2. Set your ALLOWED_IPS environment variable

Set this in the same context of AllowUsersThis example shows a few scenarios you can do:

ALLOWED_IPS="AllowUsers *@192.168.1.0/24 *@172.16.0.1 *@10.0.*.1"

3. Forward your external port to 2222 on the container

You can see I'm forwarding 12345 to 2222.

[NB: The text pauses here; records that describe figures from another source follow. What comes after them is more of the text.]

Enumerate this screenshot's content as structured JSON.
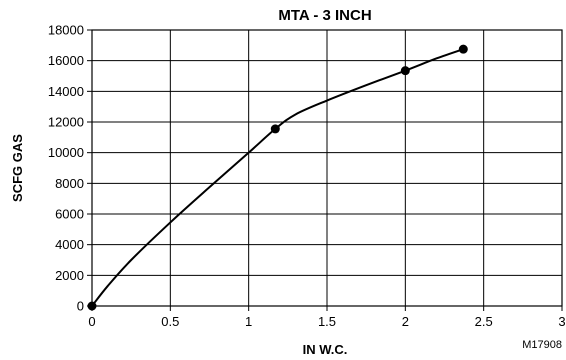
{
  "chart_data": {
    "type": "line",
    "title": "MTA - 3 INCH",
    "xlabel": "IN W.C.",
    "ylabel": "SCFG GAS",
    "figure_id": "M17908",
    "xlim": [
      0,
      3
    ],
    "ylim": [
      0,
      18000
    ],
    "x_ticks": [
      "0",
      "0.5",
      "1",
      "1.5",
      "2",
      "2.5",
      "3"
    ],
    "y_ticks": [
      "0",
      "2000",
      "4000",
      "6000",
      "8000",
      "10000",
      "12000",
      "14000",
      "16000",
      "18000"
    ],
    "grid": true,
    "line_color": "#000000",
    "marker_color": "#000000",
    "series": [
      {
        "markers": [
          {
            "x": 0,
            "y": 0
          },
          {
            "x": 1.17,
            "y": 11550
          },
          {
            "x": 2.0,
            "y": 15350
          },
          {
            "x": 2.37,
            "y": 16750
          }
        ],
        "curve": [
          {
            "x": 0,
            "y": 0
          },
          {
            "x": 0.1,
            "y": 1300
          },
          {
            "x": 0.25,
            "y": 3000
          },
          {
            "x": 0.5,
            "y": 5450
          },
          {
            "x": 0.75,
            "y": 7750
          },
          {
            "x": 1.0,
            "y": 10000
          },
          {
            "x": 1.17,
            "y": 11550
          },
          {
            "x": 1.3,
            "y": 12500
          },
          {
            "x": 1.5,
            "y": 13400
          },
          {
            "x": 1.75,
            "y": 14400
          },
          {
            "x": 2.0,
            "y": 15350
          },
          {
            "x": 2.2,
            "y": 16150
          },
          {
            "x": 2.37,
            "y": 16750
          }
        ]
      }
    ]
  }
}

docker run --rm --name=ssh --network=web -p 12345:2222 localhost/ssh

This means I would connect with:

ssh -p 12345 tunnel@myserver.test

Working example with MariaDB + SSH + Docker Swarm

Here's a perfect example how you can use it with MariaDB. This allows you to use Sequel Pro or TablePlus to connect securely into your database server đŸĨŗ

Example using ALLOWED_IPS variable:

version: '3.9'

services:
  mariadb:
    image: mariadb:10.6
    networks:
      - database
    environment:
        MYSQL_ROOT_PASSWORD: "myrootpassword"

  ssh:
    image: serversideup/docker-ssh
    #Publish the 12345 port to the 2222 port on the container
    ports:
      - target: 2222
        published: 12345
        mode: host
    # Set the Authorized Keys of who can connect
    environment:
      AUTHORIZED_KEYS: >
        "# Start Keys
         ssh-ed25519 1234567890abcdefghijklmnoqrstuvwxyz user-a
         ssh-ed25519 abcdefghijklmnoqrstuvwxyz1234567890 user-b
         # End Keys"
      # Lock down the access to certain IP addresses
      ALLOWED_IPS: "AllowUsers tunnel@1.2.3.4"
    networks:
        - database

networks:
  database:

Example using $SSH_USER_HOME/.ssh/authorized_keys file:

version: '3.9'

services:
  mariadb:
    image: mariadb:10.6
    networks:
      - database
    environment:
        MYSQL_ROOT_PASSWORD: "myrootpassword"

  ssh:
    image: serversideup/docker-ssh
    #Publish the 12345 port to the 2222 port on the container
    ports:
      - target: 2222
        published: 12345
        mode: host
    # Set the Authorized Keys of who can connect
    environment:
      # Lock down the access to certain IP addresses
      ALLOWED_IPS: "AllowUsers tunnel@1.2.3.4"
    configs:
      - source: ssh_authorized_keys
        # Mount the file to "/authorized_keys". The image will handle everything else
        target: /authorized_keys
        mode: 0600
    networks:
        - database

# Define the config to be used
configs:
  ssh_authorized_keys:
    file: ./authorized_keys

networks:
  database:

Submitting issues and pull requests

Since there are a lot of dependencies on these images, please understand that it can make it complicated on merging your pull request.

We'd love to have your help, but it might be best to explain your intentions first before contributing.